Although based in the Byron hinterland, Stavrou regularly visits the coastal regions.  She describes how Wategos Beach in Byron Bay is the perfect place to experience the ocean's many moods and immerse oneself in nature.  'I love to paint Wategos.  It is such a rich warm beach with wonderful rock formations and an incredible vista out to Julian Rocks.'  Suffused in a pink radiance, Wategos Afterglow and Wategos Sunrise are beautiful works depicting this area.  However, these paintings take us beyond a defined sense of place in her distillation of the observed.  Traditional notions of perspective and light are in flux. An almost surrealistic serenity permeates the imagery.  The same compelling quality of stillness pervades Yellow Rain at Wategos.  'I wanted to try out a new colour palette for this scene,' Stavrou informs.  'The sky is an eerie yellow/grey.  Falling from the white cloud are raindrops rendered in fluorescent chartreuse.  Lots of Indian Yellow hue give the rocks a solid, luminous feel and contrasts vividly with the blue/green sea.'

Brunswick Heads is another favourite destination.  The works Pylon, Pier, Footbridge and Reconstruction reference two old bridges spanning the river there.  Stavrou tells she was attracted to the multiplicity of forms contained within those structures.  It's about finding beauty in the familiar.  The paintings again transcend a literal location in the abstract reconfiguration of the bridges' components.  Stavrou's delight is in the compositional dynamics of shape and colour across the picture plane.  'The other thing I love about painting these old bridges is illustrating the great contrast of moving sky or flowing water against the hard, flat surfaces of their construction.'

Byron Wetlands Bird 2 is an enigmatic, patchwork-like landscape that captures the nuances of a wetland precinct relatively close to the township.  'It's a very secluded, gated area usually only accessed by registered ‘bird-watchers'.  The tranquillity and peacefulness encountered there was extraordinary, the only sounds were those of birds and cicadas,' Stavrou discloses.  'This painting began as a plein air, watercolour experiment in a new colour palette.  'I had just wanted to get down a few impressions of the trees and waterways when a striking-looking bird appeared in the foreground!  The flowing, transparent colours gave a wonderful layering and so back in the studio I took advantage of those unusual, spontaneously made shapes to create an opaque, but equally rich rendition of my observations.'

A more formal approach invests Stavrou's paintings of houses.  'I've been drawn to creating images of houses ever since I was in primary school,' she imparts, 'but especially since viewing Howard Arkley's work.  'House with Leadlight and House with Awnings (selected and hung as a finalist in this year's Byron Art Prize) were inspired by actual dwellings she'd come across whilst driving through the country towns of Bangalow and Mullumbimby respectively.  Having a penchant for 'most things retro', they'd caught her attention.  Certain architectural and garden elements in each have been altered to enhance the picture.  Saturated colours and fluorescent highlights animate the abodes from a bygone era.
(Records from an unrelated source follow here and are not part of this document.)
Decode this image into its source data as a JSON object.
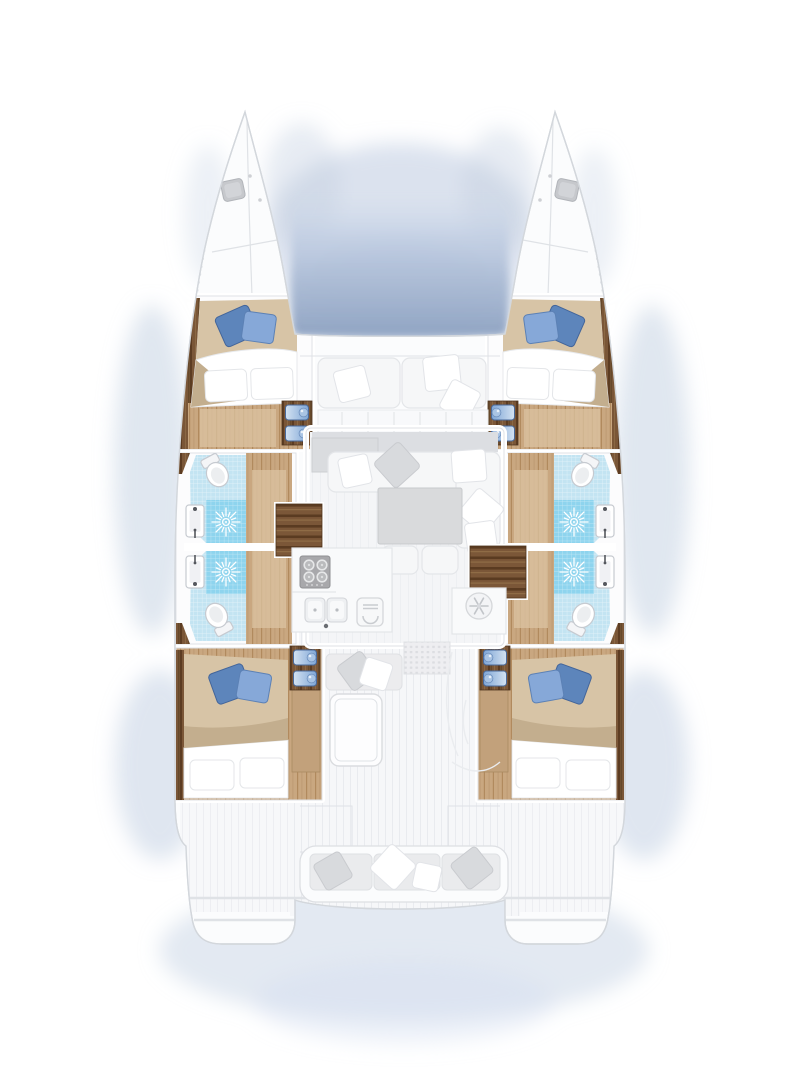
{
  "diagram": {
    "type": "floor-plan",
    "label": "Catamaran yacht deck and accommodation plan, top-down view",
    "view": "top-down",
    "counts": {
      "cabins": 4,
      "bathrooms": 4
    }
  },
  "colors": {
    "hull_white": "#fbfcfd",
    "outline": "#d3d7dc",
    "hairline": "#dfe2e6",
    "shadow_blue": "#b8c7de",
    "shadow_blue_soft": "#cfdaeb",
    "trampoline_top": "#dde5f1",
    "trampoline_bottom": "#93a6c4",
    "wood_dark": "#7a5637",
    "wood_dark_stripe": "#5c3c22",
    "wood_floor": "#c9a780",
    "wood_floor_stripe": "#b18a5e",
    "rug_light": "#dbc3a2",
    "duvet_beige": "#d7c4a6",
    "duvet_shade": "#c3ae8e",
    "pillow_blue_dark": "#5d85bb",
    "pillow_blue_light": "#86a8d8",
    "tile_light": "#c3e4f2",
    "tile_shower": "#8ed4ee",
    "fixture_white": "#f4f5f7",
    "fixture_stroke": "#c6cad0",
    "sofa_white": "#f6f7f8",
    "cushion_gray": "#d8dadd",
    "table_gray": "#d9dadc",
    "appliance_gray": "#a8a8ab",
    "roof_gray": "#dcdee2",
    "deck_base": "#f6f7f9",
    "deck_stripe": "#e9ebef"
  },
  "rooms": {
    "foredeck": {
      "features": [
        "trampoline-water-shadow",
        "sun-bench-cushions",
        "throw-pillows"
      ]
    },
    "bow_port": {
      "features": [
        "deck-hatch",
        "deck-seam-lines"
      ]
    },
    "bow_starboard": {
      "features": [
        "deck-hatch",
        "deck-seam-lines"
      ]
    },
    "forward_cabin_port": {
      "features": [
        "double-bed",
        "blue-throw-pillows",
        "wardrobe",
        "entry-steps"
      ]
    },
    "forward_cabin_starboard": {
      "features": [
        "double-bed",
        "blue-throw-pillows",
        "wardrobe",
        "entry-steps"
      ]
    },
    "bathroom_port_forward": {
      "features": [
        "toilet",
        "shower",
        "washbasin"
      ]
    },
    "bathroom_port_aft": {
      "features": [
        "toilet",
        "shower",
        "washbasin"
      ]
    },
    "bathroom_starboard_forward": {
      "features": [
        "toilet",
        "shower",
        "washbasin"
      ]
    },
    "bathroom_starboard_aft": {
      "features": [
        "toilet",
        "shower",
        "washbasin"
      ]
    },
    "aft_cabin_port": {
      "features": [
        "double-bed",
        "blue-throw-pillows",
        "entry-steps",
        "side-shelf"
      ]
    },
    "aft_cabin_starboard": {
      "features": [
        "double-bed",
        "blue-throw-pillows",
        "entry-steps",
        "side-shelf"
      ]
    },
    "salon": {
      "features": [
        "l-shaped-sofa",
        "coffee-table",
        "two-stools",
        "sideboard",
        "companionway-steps-port",
        "companionway-steps-starboard"
      ]
    },
    "galley": {
      "features": [
        "four-burner-stove",
        "double-sink",
        "oven",
        "refrigerator"
      ]
    },
    "cockpit": {
      "features": [
        "bench-seat",
        "cockpit-table",
        "door-mat",
        "helm-sketch"
      ]
    },
    "aft_deck": {
      "features": [
        "transom-bench",
        "swim-platform-port",
        "swim-platform-starboard",
        "davit-lines"
      ]
    }
  }
}
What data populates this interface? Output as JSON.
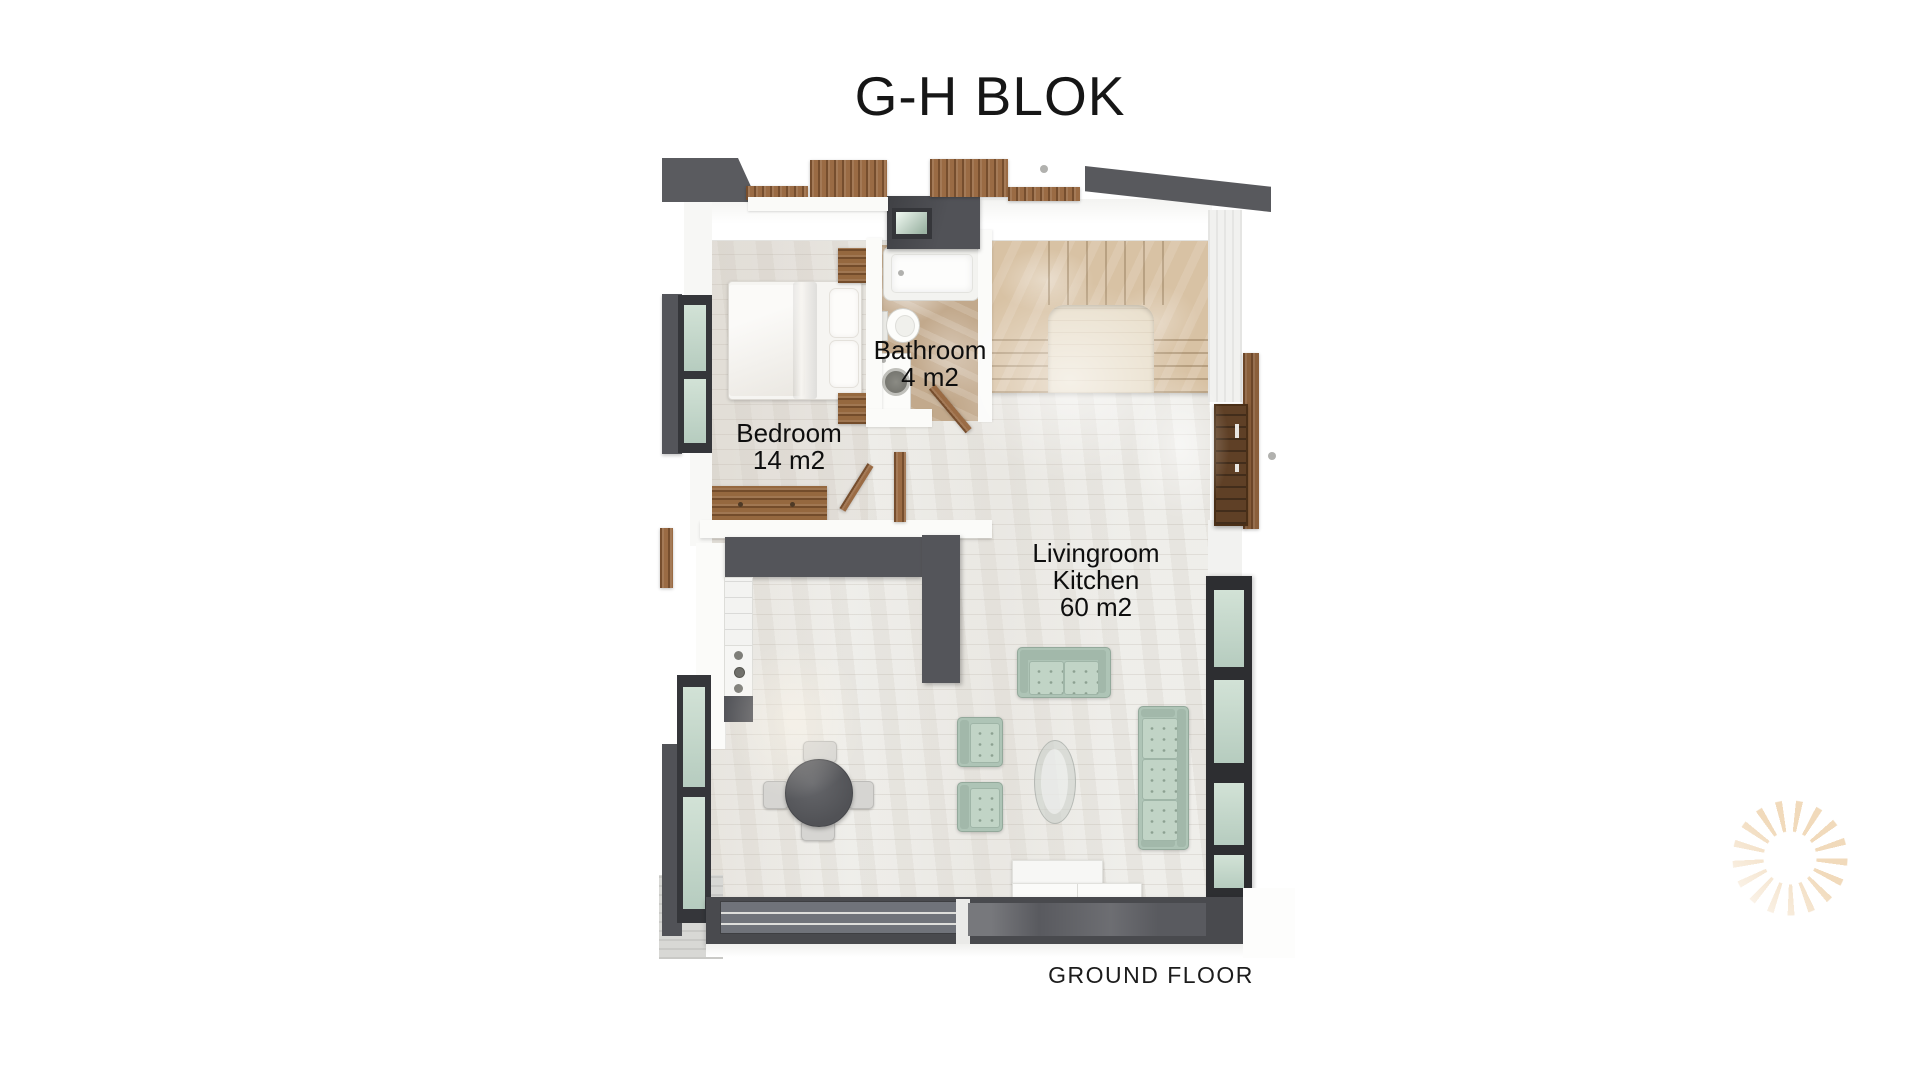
{
  "title": "G-H BLOK",
  "caption": "GROUND FLOOR",
  "rooms": [
    {
      "name": "bedroom",
      "lines": [
        "Bedroom",
        "14 m2"
      ]
    },
    {
      "name": "bathroom",
      "lines": [
        "Bathroom",
        "4 m2"
      ]
    },
    {
      "name": "livingroom-kitchen",
      "lines": [
        "Livingroom",
        "Kitchen",
        "60 m2"
      ]
    }
  ],
  "colors": {
    "wall_dark": "#54555a",
    "window_frame": "#35363a",
    "glass_green": "#c2d8cb",
    "wood": "#9a6b44",
    "walnut_door": "#5f4026",
    "floor_light": "#ecebe7",
    "bathroom_marble": "#c2a98c",
    "stairs_beige": "#d8c2a4",
    "sofa_mint": "#b7cdbf",
    "logo_peach": "#f1dabb",
    "text": "#0e0e0e"
  },
  "logo": {
    "icon": "sun-rays-icon",
    "color": "#f1dabb"
  }
}
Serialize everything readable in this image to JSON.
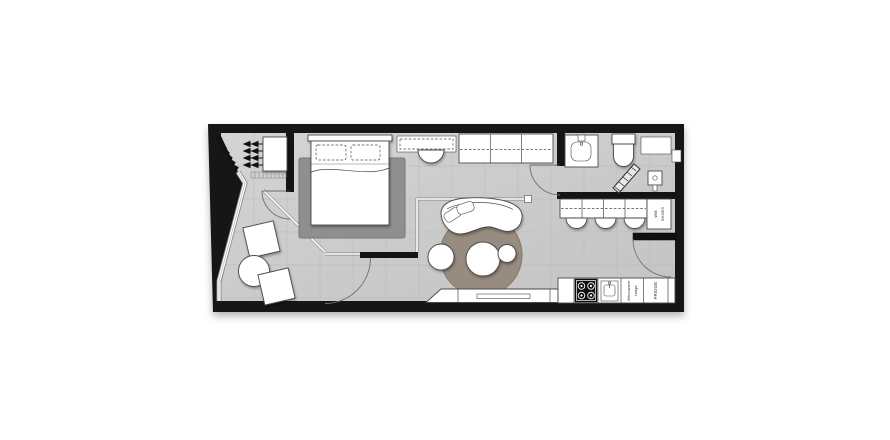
{
  "labels": {
    "fridge": "FRIDGE",
    "microwave_lines": [
      "Microwave",
      "range"
    ],
    "wm_lines": [
      "WM",
      "SHOES"
    ]
  },
  "colors": {
    "wall": "#141414",
    "floor": "#cdcdcd",
    "tile_line": "#bcbcbc",
    "outline": "#4a4a4a",
    "glass": "#8a8a8a",
    "rug_bedroom": "#8f8f8f",
    "rug_living": "#978c7f",
    "label_ink": "#2b2b2b",
    "background": "#ffffff"
  }
}
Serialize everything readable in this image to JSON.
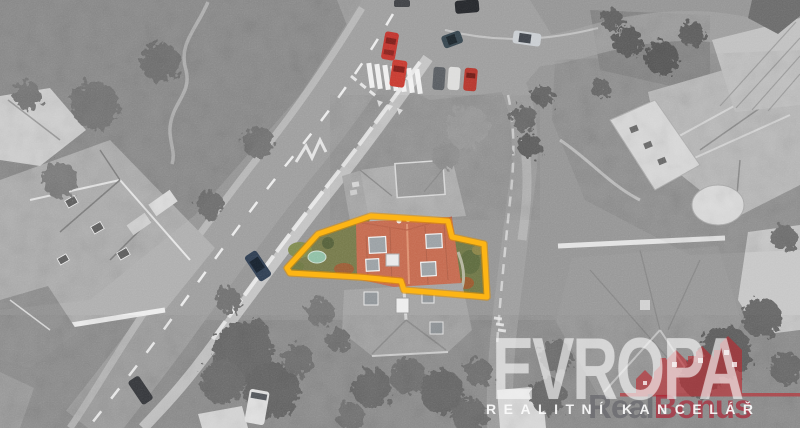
{
  "watermark": {
    "brand": "EVROPA",
    "tagline": "REALITNÍ KANCELÁŘ",
    "credit_gray": "Real",
    "credit_red": "Bonus"
  },
  "colors": {
    "parcel_outline": "#fdb515",
    "roof_highlight": "#c4694e",
    "logo_red": "rgba(192,38,45,0.60)",
    "garden_green": "#75794a",
    "pool_teal": "#8fbfa5",
    "car_red": "#c0342e"
  }
}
The Cactus Garden painting is presented hard-edged in simulation of the house's contemporary architecture.  Situated opposite a friend's home in Casuarina, it was the garden's extraordinary array of cacti that kindled her interest.  The plants' prickly, twisting forms were in such a marked contrast.  To emphasise their 'quirkiness' and give them resonance they are outlined in vivid fluorescent green.

Atypically, the Rosy Cliffs picture was not locally inspired but evolved from a little black and white photo she'd randomly come across.  'It just looked lovely with the stone houses perched on the cliffs and the tranquillity of the sea below.  The finished piece doesn't look much like the original photo now but it provided a good jumping off point for my warm-hued palette.'  The potency of Stavrou's works stems from her luminescent colours and remarkable organisation of visual relationships.  Her nonfigurative ‘colourscapes' possess an innate quietude that ushers the viewer into a heightened aesthetic domain.